Another drink from her mug, more matter-of-fact in tone, as though she had just remembered it was still there after setting it down on the farthest periphery of her memory. "But, yes. This is no less than what I would do," she states, of the digging. "Just please. You strike me as a man who is very good at being subtle. Pray: be so, here."

It is difficult to really convey just how much depends on it, but that understated glint in her eye does a fairly good job of suggesting the scope.

“I can be quite subtle when I have to be,” Richard replies with a faint smile, giving his head a subtle shake, “I don’t think Adam even knows what happened when he worked with me, actually, so it’s probably for the best it stays that way.”

One hand lifts carelessly and then falls, “So, of course, we never had this conversation. We’ve never even exchanged names.”


Yi-Min signals her assent, and her taciturn acceptance of Richard's words, with the descent of a soundless smile in turn. "Of course," she notes with a studious kind of demureness, as though taking this dissemblance of his very, very seriously. "And I certainly won't be contacting you at any point in the future, or expecting any such thing from you."
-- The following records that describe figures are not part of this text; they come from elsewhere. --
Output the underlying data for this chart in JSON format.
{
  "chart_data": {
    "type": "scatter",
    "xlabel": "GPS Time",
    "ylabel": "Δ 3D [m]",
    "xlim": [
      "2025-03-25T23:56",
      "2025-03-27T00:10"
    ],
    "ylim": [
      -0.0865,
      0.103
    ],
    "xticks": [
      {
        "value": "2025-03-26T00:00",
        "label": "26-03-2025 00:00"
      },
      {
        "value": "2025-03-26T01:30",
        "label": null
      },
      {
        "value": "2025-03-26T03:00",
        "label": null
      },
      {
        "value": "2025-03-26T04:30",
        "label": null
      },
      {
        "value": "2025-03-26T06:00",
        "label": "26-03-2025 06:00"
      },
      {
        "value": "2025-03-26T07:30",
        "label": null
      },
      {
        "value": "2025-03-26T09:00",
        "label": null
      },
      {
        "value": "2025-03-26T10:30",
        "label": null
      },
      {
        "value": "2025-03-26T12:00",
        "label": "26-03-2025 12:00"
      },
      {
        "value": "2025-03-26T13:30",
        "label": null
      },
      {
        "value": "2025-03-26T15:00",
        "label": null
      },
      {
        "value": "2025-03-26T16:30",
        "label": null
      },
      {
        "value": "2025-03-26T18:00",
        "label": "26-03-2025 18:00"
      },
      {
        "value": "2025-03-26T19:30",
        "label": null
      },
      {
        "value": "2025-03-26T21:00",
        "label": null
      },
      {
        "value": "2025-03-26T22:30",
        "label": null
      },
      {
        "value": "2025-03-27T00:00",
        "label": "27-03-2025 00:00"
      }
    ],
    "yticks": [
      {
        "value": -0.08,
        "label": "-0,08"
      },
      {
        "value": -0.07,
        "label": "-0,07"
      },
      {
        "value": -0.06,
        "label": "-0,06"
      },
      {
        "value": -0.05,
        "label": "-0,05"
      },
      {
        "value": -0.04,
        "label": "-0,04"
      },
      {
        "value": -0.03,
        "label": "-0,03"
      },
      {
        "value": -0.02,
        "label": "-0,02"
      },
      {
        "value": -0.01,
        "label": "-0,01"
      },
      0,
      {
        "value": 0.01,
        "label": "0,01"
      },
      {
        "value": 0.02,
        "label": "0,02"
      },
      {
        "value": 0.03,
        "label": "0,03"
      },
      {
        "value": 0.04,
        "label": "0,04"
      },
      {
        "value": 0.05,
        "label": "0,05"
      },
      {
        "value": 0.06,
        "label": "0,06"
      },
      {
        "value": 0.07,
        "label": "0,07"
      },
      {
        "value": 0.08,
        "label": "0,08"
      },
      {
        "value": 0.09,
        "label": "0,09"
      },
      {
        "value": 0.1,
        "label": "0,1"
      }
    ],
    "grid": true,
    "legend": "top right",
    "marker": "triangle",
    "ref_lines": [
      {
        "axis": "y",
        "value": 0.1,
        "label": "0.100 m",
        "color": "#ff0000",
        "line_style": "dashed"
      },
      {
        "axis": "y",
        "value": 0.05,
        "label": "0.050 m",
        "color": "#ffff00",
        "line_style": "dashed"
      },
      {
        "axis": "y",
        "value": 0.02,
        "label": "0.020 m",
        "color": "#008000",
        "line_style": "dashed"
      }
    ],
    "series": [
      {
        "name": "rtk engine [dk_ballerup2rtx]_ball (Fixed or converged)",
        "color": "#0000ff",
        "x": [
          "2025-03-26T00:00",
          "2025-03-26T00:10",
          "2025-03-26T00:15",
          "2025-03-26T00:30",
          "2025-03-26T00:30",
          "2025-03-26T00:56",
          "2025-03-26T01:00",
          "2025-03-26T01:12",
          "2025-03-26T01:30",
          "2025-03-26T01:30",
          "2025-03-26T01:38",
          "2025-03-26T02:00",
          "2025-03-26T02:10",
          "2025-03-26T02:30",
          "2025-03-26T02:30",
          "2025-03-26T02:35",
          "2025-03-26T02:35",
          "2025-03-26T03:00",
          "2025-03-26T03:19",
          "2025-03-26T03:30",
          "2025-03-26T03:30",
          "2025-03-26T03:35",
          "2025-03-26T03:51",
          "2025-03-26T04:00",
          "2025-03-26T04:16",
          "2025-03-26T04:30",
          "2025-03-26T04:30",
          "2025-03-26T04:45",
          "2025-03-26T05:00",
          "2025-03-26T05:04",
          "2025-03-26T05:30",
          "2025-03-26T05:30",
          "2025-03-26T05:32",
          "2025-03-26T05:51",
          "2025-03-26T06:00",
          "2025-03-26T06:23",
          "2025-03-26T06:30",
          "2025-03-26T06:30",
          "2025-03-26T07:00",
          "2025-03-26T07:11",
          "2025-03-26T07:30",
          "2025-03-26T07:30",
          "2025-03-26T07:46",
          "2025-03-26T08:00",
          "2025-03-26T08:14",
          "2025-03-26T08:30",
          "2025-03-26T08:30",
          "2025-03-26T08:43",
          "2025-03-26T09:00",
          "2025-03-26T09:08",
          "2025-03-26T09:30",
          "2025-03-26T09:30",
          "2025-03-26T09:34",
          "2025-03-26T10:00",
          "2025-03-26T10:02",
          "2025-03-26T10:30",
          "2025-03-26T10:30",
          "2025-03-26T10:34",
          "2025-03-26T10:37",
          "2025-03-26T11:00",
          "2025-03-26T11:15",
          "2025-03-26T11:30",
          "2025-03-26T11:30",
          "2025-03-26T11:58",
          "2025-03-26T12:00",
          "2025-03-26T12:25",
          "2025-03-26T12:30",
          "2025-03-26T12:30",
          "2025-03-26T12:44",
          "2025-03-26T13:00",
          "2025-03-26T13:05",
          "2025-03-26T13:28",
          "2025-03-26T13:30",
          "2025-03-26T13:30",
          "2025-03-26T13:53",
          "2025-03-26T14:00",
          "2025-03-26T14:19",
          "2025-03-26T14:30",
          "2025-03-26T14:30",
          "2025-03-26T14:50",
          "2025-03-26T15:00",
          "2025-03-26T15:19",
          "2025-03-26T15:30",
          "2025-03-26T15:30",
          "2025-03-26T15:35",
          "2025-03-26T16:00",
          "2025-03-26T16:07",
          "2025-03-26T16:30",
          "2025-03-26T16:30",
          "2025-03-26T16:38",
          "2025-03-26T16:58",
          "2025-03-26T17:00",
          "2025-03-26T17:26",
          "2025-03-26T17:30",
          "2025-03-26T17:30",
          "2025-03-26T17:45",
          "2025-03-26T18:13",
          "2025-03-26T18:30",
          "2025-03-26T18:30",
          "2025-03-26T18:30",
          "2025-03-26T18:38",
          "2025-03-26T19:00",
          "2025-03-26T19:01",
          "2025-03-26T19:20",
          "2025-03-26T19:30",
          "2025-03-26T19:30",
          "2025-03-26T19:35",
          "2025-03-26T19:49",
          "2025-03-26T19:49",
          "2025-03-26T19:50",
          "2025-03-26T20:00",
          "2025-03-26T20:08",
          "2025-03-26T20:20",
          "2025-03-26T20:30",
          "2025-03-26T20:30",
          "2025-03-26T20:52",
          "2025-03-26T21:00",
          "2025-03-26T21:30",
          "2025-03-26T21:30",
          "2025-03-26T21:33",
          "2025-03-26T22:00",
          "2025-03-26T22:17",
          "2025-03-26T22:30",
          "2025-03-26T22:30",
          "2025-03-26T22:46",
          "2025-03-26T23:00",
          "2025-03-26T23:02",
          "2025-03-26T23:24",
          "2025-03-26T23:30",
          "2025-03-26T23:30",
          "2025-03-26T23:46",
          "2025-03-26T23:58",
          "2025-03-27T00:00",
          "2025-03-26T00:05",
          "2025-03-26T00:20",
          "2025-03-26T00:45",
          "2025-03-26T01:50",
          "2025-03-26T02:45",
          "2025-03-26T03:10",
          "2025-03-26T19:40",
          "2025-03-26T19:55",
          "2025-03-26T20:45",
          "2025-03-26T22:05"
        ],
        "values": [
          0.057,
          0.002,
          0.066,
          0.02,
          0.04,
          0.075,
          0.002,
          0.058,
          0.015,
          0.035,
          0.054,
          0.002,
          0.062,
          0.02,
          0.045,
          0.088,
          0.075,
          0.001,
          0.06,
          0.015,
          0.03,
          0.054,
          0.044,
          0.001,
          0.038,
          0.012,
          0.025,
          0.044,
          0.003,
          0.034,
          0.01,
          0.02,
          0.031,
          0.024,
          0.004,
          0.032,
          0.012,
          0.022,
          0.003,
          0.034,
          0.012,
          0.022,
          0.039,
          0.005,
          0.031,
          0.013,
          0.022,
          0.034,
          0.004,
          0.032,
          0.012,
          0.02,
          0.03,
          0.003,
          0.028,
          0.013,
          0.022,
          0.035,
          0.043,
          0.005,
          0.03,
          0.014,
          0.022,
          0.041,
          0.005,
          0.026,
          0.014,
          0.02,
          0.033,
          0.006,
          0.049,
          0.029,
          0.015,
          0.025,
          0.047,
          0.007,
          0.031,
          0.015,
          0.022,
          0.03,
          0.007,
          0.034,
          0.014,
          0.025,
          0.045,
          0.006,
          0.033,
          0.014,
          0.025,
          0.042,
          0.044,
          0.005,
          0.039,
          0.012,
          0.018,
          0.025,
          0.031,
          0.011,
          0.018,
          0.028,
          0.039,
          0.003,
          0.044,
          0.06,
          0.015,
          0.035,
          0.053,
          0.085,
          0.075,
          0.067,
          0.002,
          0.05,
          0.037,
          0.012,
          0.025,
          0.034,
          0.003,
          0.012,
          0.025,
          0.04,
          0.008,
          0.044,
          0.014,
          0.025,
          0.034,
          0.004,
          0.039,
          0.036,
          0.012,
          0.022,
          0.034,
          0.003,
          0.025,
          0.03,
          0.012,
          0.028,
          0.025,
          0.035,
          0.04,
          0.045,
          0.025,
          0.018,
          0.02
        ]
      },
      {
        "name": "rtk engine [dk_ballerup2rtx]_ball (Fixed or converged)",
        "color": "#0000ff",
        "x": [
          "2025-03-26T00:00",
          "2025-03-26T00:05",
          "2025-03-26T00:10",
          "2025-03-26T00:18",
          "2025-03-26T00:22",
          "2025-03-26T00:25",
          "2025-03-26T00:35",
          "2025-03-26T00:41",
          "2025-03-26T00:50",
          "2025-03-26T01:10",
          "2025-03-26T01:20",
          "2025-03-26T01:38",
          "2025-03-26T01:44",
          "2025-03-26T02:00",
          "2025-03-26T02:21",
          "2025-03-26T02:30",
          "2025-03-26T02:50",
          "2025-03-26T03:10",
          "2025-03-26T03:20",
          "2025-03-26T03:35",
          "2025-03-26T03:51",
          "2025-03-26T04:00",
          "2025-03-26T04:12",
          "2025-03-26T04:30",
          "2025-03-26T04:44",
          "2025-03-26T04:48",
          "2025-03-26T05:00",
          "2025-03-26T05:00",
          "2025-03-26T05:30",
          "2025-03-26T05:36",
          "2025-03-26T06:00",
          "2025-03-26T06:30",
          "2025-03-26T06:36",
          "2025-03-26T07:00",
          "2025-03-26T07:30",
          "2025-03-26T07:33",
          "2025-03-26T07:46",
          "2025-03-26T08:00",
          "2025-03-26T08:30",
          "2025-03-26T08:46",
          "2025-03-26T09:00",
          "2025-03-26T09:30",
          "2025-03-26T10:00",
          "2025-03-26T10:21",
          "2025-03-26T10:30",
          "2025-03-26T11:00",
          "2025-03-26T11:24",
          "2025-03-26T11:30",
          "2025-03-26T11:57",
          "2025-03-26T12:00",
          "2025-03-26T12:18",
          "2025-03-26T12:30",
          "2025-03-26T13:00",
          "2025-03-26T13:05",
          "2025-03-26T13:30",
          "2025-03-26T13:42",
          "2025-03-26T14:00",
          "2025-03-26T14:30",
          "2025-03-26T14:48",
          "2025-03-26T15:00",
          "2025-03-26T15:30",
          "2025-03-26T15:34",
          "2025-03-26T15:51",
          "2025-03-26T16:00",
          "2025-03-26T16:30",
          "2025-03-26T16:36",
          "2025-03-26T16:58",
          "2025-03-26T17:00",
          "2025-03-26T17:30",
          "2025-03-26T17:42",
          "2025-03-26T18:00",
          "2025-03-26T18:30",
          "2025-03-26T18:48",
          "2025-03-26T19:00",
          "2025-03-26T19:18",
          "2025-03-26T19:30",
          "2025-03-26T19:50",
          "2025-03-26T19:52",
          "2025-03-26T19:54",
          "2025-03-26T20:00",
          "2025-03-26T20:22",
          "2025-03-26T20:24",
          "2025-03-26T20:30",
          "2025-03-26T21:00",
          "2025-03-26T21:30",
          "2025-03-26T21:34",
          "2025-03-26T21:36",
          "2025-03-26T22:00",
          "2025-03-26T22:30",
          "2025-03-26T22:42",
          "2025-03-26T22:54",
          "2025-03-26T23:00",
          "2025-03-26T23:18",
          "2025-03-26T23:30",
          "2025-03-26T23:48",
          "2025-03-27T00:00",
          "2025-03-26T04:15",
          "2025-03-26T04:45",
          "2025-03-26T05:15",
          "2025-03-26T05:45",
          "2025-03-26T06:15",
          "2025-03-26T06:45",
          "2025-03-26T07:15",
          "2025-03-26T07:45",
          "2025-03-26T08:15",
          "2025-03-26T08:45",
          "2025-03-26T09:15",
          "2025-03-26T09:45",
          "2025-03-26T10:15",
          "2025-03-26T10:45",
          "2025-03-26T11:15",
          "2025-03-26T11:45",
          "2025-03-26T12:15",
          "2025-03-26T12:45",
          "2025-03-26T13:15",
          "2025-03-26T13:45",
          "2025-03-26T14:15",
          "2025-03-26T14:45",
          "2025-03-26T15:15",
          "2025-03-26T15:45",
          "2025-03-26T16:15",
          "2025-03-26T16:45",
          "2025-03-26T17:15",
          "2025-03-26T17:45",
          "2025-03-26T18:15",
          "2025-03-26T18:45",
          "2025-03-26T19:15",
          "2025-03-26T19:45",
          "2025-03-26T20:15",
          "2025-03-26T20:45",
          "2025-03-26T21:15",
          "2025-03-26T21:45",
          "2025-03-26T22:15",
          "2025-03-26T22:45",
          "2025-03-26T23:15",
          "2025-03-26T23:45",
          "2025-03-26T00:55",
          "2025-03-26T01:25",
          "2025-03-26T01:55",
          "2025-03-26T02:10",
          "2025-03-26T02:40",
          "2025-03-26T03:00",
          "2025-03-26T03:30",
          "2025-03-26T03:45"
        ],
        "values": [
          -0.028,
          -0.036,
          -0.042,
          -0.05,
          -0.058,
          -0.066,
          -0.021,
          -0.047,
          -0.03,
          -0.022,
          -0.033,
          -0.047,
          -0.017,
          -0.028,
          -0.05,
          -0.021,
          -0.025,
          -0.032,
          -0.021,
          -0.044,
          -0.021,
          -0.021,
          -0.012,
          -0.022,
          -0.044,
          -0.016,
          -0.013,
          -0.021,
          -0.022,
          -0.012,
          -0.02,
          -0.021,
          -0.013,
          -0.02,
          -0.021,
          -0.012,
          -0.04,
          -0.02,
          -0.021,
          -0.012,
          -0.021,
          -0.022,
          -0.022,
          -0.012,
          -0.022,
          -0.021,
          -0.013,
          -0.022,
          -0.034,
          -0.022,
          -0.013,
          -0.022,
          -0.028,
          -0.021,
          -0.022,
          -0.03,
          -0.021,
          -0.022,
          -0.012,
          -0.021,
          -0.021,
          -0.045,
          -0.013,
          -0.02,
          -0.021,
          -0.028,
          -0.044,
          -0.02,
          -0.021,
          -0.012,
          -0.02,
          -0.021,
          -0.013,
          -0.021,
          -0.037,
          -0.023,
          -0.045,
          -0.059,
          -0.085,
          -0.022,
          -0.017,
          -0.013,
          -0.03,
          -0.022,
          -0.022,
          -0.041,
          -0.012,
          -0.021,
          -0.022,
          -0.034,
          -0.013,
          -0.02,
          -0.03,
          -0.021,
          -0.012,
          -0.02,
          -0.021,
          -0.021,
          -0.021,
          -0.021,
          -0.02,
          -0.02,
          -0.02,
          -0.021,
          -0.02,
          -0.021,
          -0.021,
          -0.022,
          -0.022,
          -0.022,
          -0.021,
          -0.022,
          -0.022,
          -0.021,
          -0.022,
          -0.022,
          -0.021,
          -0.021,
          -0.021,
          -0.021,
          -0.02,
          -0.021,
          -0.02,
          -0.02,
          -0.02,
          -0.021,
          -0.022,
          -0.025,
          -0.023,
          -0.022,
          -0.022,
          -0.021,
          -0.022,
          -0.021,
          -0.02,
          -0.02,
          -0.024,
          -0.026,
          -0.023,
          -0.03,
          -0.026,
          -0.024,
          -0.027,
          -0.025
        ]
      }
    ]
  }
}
How could she? They had never spoken before. Never met.

What a perfectly odd phenomenon, how adversity didn't bring people together.

“Anything else?” Richard crooks a brow up, picking up his shades and slipping them onto his face, “Or should I get out of this poor stranger’s booth and let them get on with their lunch?” Humor, there, but with purpose.

Cupping the very loose clasp of her interlaced hands around the sides of her mug, with whatever level of tea still remains inside of it (at this point, not much), Yi-Min looks up at the re-spectacled Richard at an angle as quizzically, flawlessly oblique as the mildly exacting expression she now wears.

"Who are you, and what are you doing in my booth?"

That should probably answer that.


Richard spreads his hands, eyebrows going up over the edge of his replaced shades.

“I’m nobody.”

He leans forward slightly, “Just a ghost.”

The light seems to turn from him, shining everywhere else but plunging him into gloaming until there’s just a silhouette that… sweeps away like a wind had blown it fluttering over the seats of the booth and the table. A shadow there and gone.